Well, the Christmas season is in full swing, with stores playing carols and holding special sales. Towns are decorated with manger scenes, lights and evergreens. People hustle and bustle, making holiday plans, and baking special seasonal treats.
Since I arrived back in the city shortly after midnight yesterday, I have shopped for ingredients for Christmas treats for my coworkers, searched high and low for cute Christmas plates or boxes to put said treats into, given a English / cookie baking class to an eight-year-old friend, attended her Christmas concert, eaten delicious panettone made by one of my coworkers, listened to Christmas music and programs on the Mars Hill Network, and enjoyed the festive lights and decorations here in Ji-Parana. Although I love the peace and quiet of the village and am not overly fond of this city, a week or two of holiday hustle and bustle is a welcome prospect at this time of year.
But instead of a Christmas post today, I’d like to look back at the last major USA holiday, Thanksgiving.
For me it was a normal day of ACL, finding Neno friends to spend time with and learn from, reviewing words and phrases, organizing photos for study, and practicing through conversation. But I set aside some time to reflect and practice gratefulness, in a more intentional way than normal. To be honest, though, thanksgiving is more than a day for me; it truly is an emotion or attitude that springs from deep within my heart, and overflows. I have so much to be thankful for that, almost on a daily basis, I find myself spontaneously thanking God for something, or everything. Or just exclaiming to myself about what an incredible life I have, and asking “Why would God even bless me so much?” When I do catch myself complaining about some minor inconvenience like tree frog droppings on the table, or a hundred crickets that live in my dirt floor and hop around the kitchen every night, or the lack of vegetables, God quickly reminds me of all the remarkable “bonuses” of missionary life and an attitude of gratitude normally returns in short order
This year, I wrote my Thankful Card a couple weeks ahead of time, hoping to get it into my parents’ hands to be read with the rest of the family. See last year’s Thanksgiving post for the background of this Quinn / Cross family Thanksgiving tradition.
Paulette’s 2017 Thankful Card
I am thankful to be a pilgrim, a sojourner, one who loves life but is constantly reminded that this world is not our home. I am thankful for the opportunity to be here in a “new world” – becoming part of another culture and language and community. A call and challenge accepted not because of what I believe, but because of who I believe in and love with all my heart, Jesus. I am thankful that Jesus loved me first, saved me from sin, brought me here, bountifully provides for me, enables me by His Spirit, teaches me through His Word, and makes every day an adventure!
I am also thankful for the Zoro people. As Squanto and company helped the Pilgrims nearly 4 centuries ago, my Zoro friends have helped me in this transition period.

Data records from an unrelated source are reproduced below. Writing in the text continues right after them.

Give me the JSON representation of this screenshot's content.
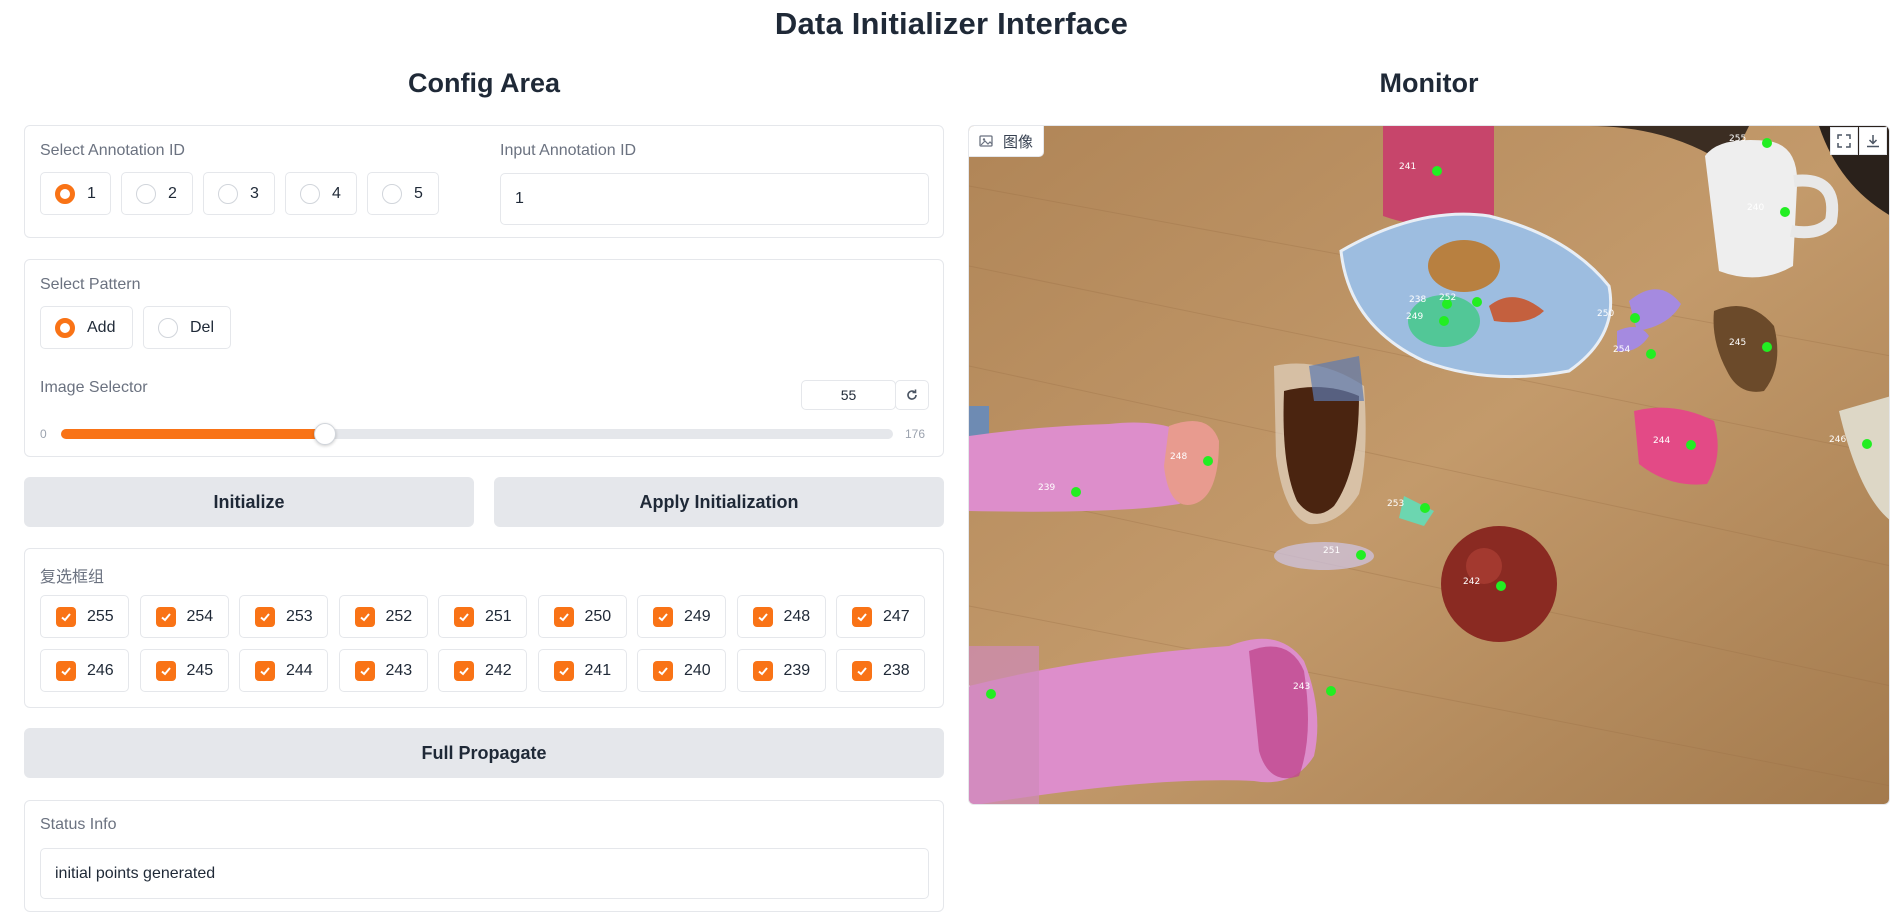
{
  "app": {
    "title": "Data Initializer Interface"
  },
  "config": {
    "title": "Config Area",
    "annotation": {
      "select_label": "Select Annotation ID",
      "options": [
        "1",
        "2",
        "3",
        "4",
        "5"
      ],
      "selected": "1",
      "input_label": "Input Annotation ID",
      "input_value": "1"
    },
    "pattern": {
      "label": "Select Pattern",
      "options": [
        "Add",
        "Del"
      ],
      "selected": "Add"
    },
    "image_selector": {
      "label": "Image Selector",
      "value": "55",
      "min": "0",
      "max": "176"
    },
    "buttons": {
      "initialize": "Initialize",
      "apply": "Apply Initialization",
      "full_propagate": "Full Propagate"
    },
    "checkbox_group": {
      "label": "复选框组",
      "items": [
        "255",
        "254",
        "253",
        "252",
        "251",
        "250",
        "249",
        "248",
        "247",
        "246",
        "245",
        "244",
        "243",
        "242",
        "241",
        "240",
        "239",
        "238"
      ],
      "checked": [
        "255",
        "254",
        "253",
        "252",
        "251",
        "250",
        "249",
        "248",
        "247",
        "246",
        "245",
        "244",
        "243",
        "242",
        "241",
        "240",
        "239",
        "238"
      ]
    },
    "status": {
      "label": "Status Info",
      "value": "initial points generated"
    }
  },
  "monitor": {
    "title": "Monitor",
    "image_tag": "图像",
    "icons": [
      "image-icon",
      "fullscreen-icon",
      "download-icon"
    ],
    "point_labels": [
      "241",
      "255",
      "240",
      "238",
      "252",
      "249",
      "250",
      "254",
      "245",
      "248",
      "239",
      "253",
      "244",
      "246",
      "251",
      "242",
      "243",
      "247"
    ]
  },
  "colors": {
    "accent": "#f97316",
    "point": "#22ee22",
    "button_bg": "#e5e7eb"
  }
}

While I haven’t faced starvation or death, thankfully, they have been there for me through other challenges, extending true friendship to this “very, very white foreigner”, sharing their jungle bounty and their very lives.
The last two paragraphs, not included here, were a personal note to my family, telling them how thankful I am for them, and miss being with them.

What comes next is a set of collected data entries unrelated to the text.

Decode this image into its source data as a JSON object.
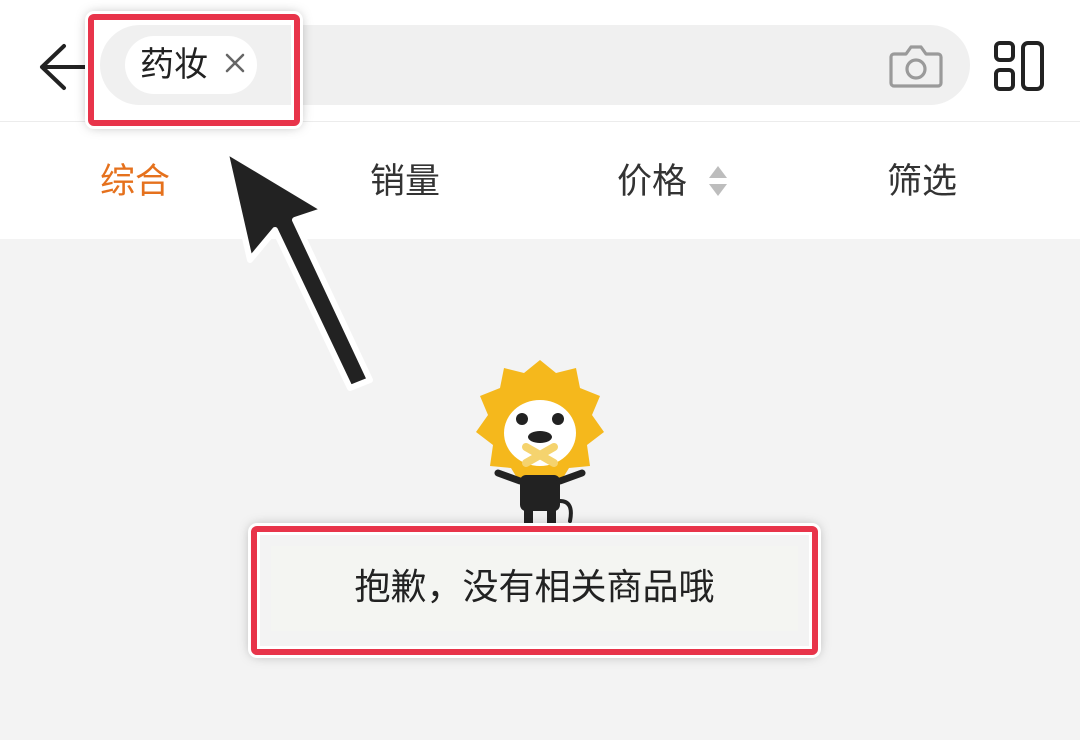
{
  "search": {
    "chip_label": "药妆",
    "close_symbol": "×"
  },
  "tabs": [
    {
      "label": "综合",
      "active": true
    },
    {
      "label": "销量",
      "active": false
    },
    {
      "label": "价格",
      "active": false
    },
    {
      "label": "筛选",
      "active": false
    }
  ],
  "empty_state": {
    "message": "抱歉，没有相关商品哦"
  },
  "icons": {
    "back": "back-arrow-icon",
    "camera": "camera-icon",
    "grid": "grid-icon",
    "sort": "sort-icon",
    "mascot": "lion-mascot"
  },
  "colors": {
    "accent": "#e5711d",
    "highlight": "#e8344a",
    "mascot_yellow": "#f5b81c"
  }
}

However, God surprised me with something else to be thankful for on Friday, the day after Thanksgiving. In the morning, I had the chance to go access internet at “the farm” with someone. It was so early that my call woke my parents, since they had been trying to sleep in a bit after the previous night’s festivities, but they didn’t mind at all. We were only able to talk for about 25 minutes, and of course no one else in the family was awake yet, but it was still wonderful to connect and hear a bit about the family gathering.

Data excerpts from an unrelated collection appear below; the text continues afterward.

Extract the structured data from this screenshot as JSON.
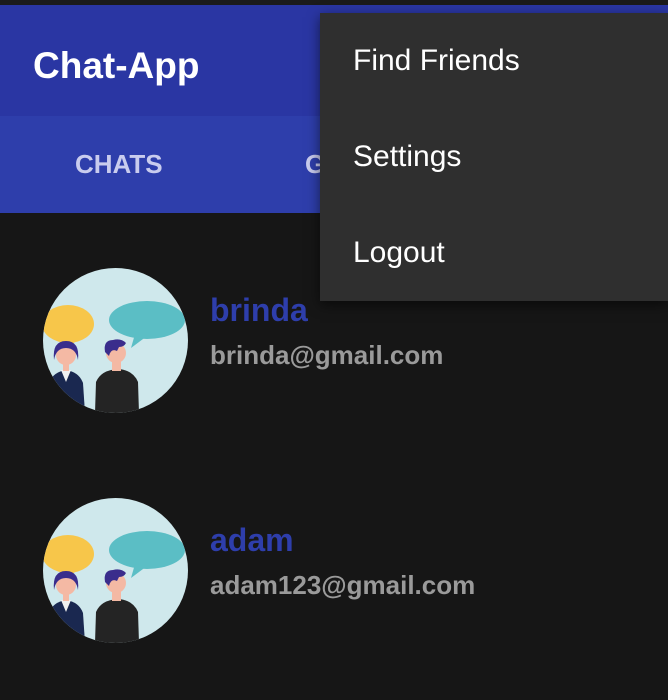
{
  "app": {
    "title": "Chat-App"
  },
  "tabs": [
    {
      "label": "CHATS"
    },
    {
      "label": "G"
    }
  ],
  "contacts": [
    {
      "name": "brinda",
      "email": "brinda@gmail.com"
    },
    {
      "name": "adam",
      "email": "adam123@gmail.com"
    }
  ],
  "menu": {
    "items": [
      {
        "label": "Find Friends"
      },
      {
        "label": "Settings"
      },
      {
        "label": "Logout"
      }
    ]
  },
  "colors": {
    "appbar": "#2a36a3",
    "tabbar": "#2e3eab",
    "background": "#161616",
    "menu": "#2f2f2f",
    "name_text": "#2e3eab",
    "email_text": "#9a9a9a"
  },
  "icons": {
    "avatar": "two-people-chatting-avatar"
  }
}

Then, late in the afternoon, some of my Neno friends showed up at my house, asked if I wanted to talk with my family, and said, “Let’s go the farm!”
Now this family doesn’t even have a cellphone or other device to access the internet. I thought maybe they had some other reason to go to the farm, such as eating mangos, or borrowing gasoline, but it turned out the only reason for the trip was to give me the chance to talk with my family. They gave of their time and gas, and made the effort just because they love me. With the high value the Neno culture places on family relationships and spending time together, they really seem to sympathize with how hard it must be for our family to have me so far away. Don’t I have the best friends ever?
And they had no way of knowing it was an American holiday and that all my siblings, grandparents, and one uncle and his family were still gathered at my parents’ house, so it would be easy to talk with all of them with just one skype call. Little did they realize that I had cried a bit that very morning (and maybe a couple times earlier in the week) just because being far away from family during the holiday season can make me a bit more emotional than normal. But God knew all of that. Don’t I have the best Heavenly Father ever?
What are you thankful for today? Who are you thankful for today?
Psalm 105:1 O give thanks unto the Lord; call upon his name: make known his deeds among the people.